Solutions for Senegal
CSC programs involve teams of IBMers visiting emerging economies to bring their expertise to places where it’s really needed. Catherine and her team of 14 IBMers from 10 countries traveled to Thies as part of a larger CSC effort to recommend web and infrastructure improvements to five of Senegal’s largest companies.

Catherine quickly discovered that life is very different in Senegal – observations that would prove critical in deciding how best to structure the team’s final recommendations. Travel in Senegal can be difficult, for example: the CSC team found their 60 kilometer journey from Dakar to Thies taking an average of two hours by taxi.

CSC projects are rapid interventions – just four weeks from start to finish – so the team quickly set about learning the clients’ business operations in order to understand how best to respond to their needs, including three visits to the clients’ premises in Dakar. “That also taught us that business processes often run along different lines in Senegal,” she recalls. “Our first day– which we expected to be packed with intensive project briefings – was actually full of long rounds of personal introductions. It was wonderful to be made to feel so welcome, of course, but it was an indication that we had to think carefully about how we would structure our recommendations: They would need to accommodate a very different way of doing business.”

Looking to the Future: Recommendations for Success
After four weeks, the team recommended a fully integrated services platform based around the free, open–source CMS platform Joomla. Common partner databases, an e-commerce front end and integrated supply chains would be implemented as the program progressed.
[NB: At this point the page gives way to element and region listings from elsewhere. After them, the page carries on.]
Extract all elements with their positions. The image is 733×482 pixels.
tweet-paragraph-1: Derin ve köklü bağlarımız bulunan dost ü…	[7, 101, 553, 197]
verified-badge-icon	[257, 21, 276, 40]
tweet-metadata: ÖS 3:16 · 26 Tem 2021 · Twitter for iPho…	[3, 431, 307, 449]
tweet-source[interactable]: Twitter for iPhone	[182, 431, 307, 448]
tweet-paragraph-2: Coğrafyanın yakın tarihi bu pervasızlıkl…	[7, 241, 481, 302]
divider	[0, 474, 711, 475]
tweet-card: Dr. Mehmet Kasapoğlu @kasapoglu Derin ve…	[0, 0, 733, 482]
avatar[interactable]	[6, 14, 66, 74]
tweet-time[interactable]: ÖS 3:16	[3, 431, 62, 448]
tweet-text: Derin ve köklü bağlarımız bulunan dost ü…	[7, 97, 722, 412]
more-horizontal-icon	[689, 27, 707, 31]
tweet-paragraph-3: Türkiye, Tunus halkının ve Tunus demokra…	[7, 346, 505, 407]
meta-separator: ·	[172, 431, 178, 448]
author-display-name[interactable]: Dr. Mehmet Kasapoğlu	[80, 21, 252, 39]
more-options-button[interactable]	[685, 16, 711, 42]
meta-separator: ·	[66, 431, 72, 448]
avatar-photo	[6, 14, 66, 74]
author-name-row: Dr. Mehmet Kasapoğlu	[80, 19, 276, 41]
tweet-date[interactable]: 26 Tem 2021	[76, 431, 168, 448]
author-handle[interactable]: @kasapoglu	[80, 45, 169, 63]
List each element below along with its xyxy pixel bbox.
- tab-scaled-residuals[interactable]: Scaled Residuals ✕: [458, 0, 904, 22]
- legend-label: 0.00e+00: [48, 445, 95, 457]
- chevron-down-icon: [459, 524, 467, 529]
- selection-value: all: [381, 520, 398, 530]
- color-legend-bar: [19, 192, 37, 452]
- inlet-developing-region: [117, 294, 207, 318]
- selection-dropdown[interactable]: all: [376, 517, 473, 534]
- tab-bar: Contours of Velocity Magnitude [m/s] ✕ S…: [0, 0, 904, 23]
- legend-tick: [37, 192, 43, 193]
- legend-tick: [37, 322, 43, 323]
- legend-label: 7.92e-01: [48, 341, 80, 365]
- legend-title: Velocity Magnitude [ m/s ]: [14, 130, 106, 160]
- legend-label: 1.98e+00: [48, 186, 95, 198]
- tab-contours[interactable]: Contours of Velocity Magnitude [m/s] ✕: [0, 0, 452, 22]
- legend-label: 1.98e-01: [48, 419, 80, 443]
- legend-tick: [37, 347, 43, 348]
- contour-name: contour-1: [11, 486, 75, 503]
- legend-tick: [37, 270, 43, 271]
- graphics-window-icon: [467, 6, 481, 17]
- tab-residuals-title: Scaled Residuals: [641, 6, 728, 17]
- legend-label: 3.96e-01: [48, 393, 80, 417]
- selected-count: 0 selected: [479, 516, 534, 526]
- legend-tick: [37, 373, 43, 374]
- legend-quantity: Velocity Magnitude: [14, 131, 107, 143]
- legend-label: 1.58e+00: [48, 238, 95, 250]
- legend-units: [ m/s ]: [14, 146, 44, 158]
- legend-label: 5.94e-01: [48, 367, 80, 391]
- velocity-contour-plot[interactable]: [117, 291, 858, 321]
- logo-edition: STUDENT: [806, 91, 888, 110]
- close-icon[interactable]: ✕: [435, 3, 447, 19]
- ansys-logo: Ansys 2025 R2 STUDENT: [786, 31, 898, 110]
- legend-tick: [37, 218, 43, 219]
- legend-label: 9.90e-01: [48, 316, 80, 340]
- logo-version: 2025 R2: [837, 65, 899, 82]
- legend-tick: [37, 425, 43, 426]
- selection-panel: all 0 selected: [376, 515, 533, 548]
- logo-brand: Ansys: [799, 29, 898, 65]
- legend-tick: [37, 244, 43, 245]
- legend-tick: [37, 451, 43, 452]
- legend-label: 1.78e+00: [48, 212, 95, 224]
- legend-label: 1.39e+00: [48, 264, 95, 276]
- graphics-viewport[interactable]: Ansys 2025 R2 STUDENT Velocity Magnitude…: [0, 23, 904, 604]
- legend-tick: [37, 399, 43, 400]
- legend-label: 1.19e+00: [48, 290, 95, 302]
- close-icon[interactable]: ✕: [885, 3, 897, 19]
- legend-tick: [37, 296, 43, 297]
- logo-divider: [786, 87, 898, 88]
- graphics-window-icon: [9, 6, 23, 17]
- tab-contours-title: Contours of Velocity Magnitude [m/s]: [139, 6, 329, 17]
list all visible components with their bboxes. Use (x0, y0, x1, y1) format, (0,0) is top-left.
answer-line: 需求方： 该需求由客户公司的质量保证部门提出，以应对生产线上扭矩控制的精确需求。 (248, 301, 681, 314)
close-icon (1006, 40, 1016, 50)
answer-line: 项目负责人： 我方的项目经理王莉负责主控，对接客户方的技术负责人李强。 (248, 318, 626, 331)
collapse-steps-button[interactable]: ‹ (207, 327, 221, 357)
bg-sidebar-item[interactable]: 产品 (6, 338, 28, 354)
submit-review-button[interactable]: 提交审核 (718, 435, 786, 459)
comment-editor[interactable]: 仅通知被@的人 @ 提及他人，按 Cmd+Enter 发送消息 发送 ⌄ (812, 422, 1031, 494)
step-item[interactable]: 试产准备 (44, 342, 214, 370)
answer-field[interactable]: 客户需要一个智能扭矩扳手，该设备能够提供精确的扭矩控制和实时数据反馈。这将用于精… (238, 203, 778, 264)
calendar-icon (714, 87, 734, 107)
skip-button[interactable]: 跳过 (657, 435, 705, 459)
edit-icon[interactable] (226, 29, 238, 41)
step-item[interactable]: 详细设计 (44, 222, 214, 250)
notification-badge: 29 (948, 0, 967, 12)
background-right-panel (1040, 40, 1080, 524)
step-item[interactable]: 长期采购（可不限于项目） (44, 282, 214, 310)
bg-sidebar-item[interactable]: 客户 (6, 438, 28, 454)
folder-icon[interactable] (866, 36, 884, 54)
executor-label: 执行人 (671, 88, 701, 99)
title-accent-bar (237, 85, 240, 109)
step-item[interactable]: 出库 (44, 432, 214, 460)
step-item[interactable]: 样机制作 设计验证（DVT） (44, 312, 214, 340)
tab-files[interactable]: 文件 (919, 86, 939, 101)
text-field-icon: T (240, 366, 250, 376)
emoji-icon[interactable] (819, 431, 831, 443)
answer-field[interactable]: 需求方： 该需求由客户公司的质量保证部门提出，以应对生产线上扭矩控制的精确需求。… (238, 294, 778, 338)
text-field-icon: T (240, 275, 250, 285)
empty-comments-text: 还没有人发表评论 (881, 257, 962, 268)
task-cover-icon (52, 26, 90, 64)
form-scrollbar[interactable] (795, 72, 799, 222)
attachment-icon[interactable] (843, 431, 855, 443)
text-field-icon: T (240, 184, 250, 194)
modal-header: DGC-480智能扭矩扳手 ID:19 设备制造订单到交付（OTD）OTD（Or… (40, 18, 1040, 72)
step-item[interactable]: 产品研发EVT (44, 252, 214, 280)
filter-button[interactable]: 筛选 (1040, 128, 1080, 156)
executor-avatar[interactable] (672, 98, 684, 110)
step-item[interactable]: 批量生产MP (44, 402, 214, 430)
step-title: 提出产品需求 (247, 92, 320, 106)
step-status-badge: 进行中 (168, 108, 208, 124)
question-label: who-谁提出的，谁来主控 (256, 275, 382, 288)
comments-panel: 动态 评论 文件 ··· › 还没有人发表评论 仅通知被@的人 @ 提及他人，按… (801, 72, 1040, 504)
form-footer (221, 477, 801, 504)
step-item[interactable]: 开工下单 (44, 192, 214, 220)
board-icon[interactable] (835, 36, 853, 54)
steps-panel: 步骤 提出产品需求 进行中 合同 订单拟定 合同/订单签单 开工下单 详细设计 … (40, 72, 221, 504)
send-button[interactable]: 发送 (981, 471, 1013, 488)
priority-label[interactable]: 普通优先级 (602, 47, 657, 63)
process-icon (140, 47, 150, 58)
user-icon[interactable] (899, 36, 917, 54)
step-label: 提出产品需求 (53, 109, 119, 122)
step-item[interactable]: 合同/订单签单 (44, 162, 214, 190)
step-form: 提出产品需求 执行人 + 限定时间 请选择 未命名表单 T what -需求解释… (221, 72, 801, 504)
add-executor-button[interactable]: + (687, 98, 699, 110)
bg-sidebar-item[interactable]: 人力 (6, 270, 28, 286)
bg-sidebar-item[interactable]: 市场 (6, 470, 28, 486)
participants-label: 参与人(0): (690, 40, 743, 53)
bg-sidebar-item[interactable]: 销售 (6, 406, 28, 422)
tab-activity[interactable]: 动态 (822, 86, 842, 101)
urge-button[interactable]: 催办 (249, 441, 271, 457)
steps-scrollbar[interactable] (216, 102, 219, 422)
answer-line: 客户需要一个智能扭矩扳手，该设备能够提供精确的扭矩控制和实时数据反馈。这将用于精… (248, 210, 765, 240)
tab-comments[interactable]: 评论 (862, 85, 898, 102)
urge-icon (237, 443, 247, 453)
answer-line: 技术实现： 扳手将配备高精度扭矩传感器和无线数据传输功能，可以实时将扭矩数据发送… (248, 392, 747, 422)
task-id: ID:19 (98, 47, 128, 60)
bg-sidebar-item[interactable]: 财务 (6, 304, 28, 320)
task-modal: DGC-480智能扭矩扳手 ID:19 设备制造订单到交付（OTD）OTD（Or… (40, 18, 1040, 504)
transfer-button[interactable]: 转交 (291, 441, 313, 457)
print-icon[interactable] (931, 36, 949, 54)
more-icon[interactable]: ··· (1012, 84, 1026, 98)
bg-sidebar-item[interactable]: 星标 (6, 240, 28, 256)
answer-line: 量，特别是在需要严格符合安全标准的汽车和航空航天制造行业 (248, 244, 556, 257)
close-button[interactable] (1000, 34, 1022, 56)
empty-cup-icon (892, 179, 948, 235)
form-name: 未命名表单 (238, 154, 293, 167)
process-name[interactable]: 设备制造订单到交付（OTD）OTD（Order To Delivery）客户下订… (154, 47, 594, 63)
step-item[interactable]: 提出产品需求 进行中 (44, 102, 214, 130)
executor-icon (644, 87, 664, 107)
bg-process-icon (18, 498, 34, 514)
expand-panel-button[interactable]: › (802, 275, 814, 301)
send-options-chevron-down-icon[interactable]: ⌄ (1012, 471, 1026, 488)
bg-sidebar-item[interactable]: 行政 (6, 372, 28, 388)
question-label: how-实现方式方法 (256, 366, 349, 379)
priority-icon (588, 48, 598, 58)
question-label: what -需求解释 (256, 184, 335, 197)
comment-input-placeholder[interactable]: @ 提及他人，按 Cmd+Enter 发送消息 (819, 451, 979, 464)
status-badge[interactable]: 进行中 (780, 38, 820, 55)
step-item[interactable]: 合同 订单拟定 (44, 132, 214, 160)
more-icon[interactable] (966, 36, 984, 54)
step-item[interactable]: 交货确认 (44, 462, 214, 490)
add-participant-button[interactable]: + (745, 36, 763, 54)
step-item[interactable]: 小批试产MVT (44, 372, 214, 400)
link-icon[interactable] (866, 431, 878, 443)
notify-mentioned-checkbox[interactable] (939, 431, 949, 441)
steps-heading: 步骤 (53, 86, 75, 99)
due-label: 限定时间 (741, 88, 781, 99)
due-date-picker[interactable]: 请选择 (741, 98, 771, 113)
This would, in turn, allow the clients to render effective and informative services to their SME partners throughout Senegal – improving the lives of business owners and employees across the country.

The team delivered their recommendations to the client’s top management, as well as a more technical presentation for the advisors and partners, and then rounded off their experience with a press conference to share the results of their collaboration with local and national media.

During their time there, the team spent their weekends exploring Senegal. “We visited Dakar which is a beautiful city, and went to GoréeIsland, which was a destination for the slave trade. We also saw some wonderful architecture throughout the country.”

Going on the trip opened Catherine’s eyes to the realities of life in Senegal.” I changed my mind about a lot of things while I was there. Unless you see the reality, unless you live it, you can never really know. Essential pieces of infrastructure that we just take for granted in the West can be very hard to come by. That makes life tough for the people, and tough for businesses to survive.

“But the people are so kind, so welcoming, so open. They seem to smile all day long! Meanwhile, Senegal is a country that is 95 percent Muslim, and 5 percent Christian, and there is no animosity at all. In Europe we often pre-judge these things, but the reality is often very different. I hope the recommendations we made can make a real difference in their lives.”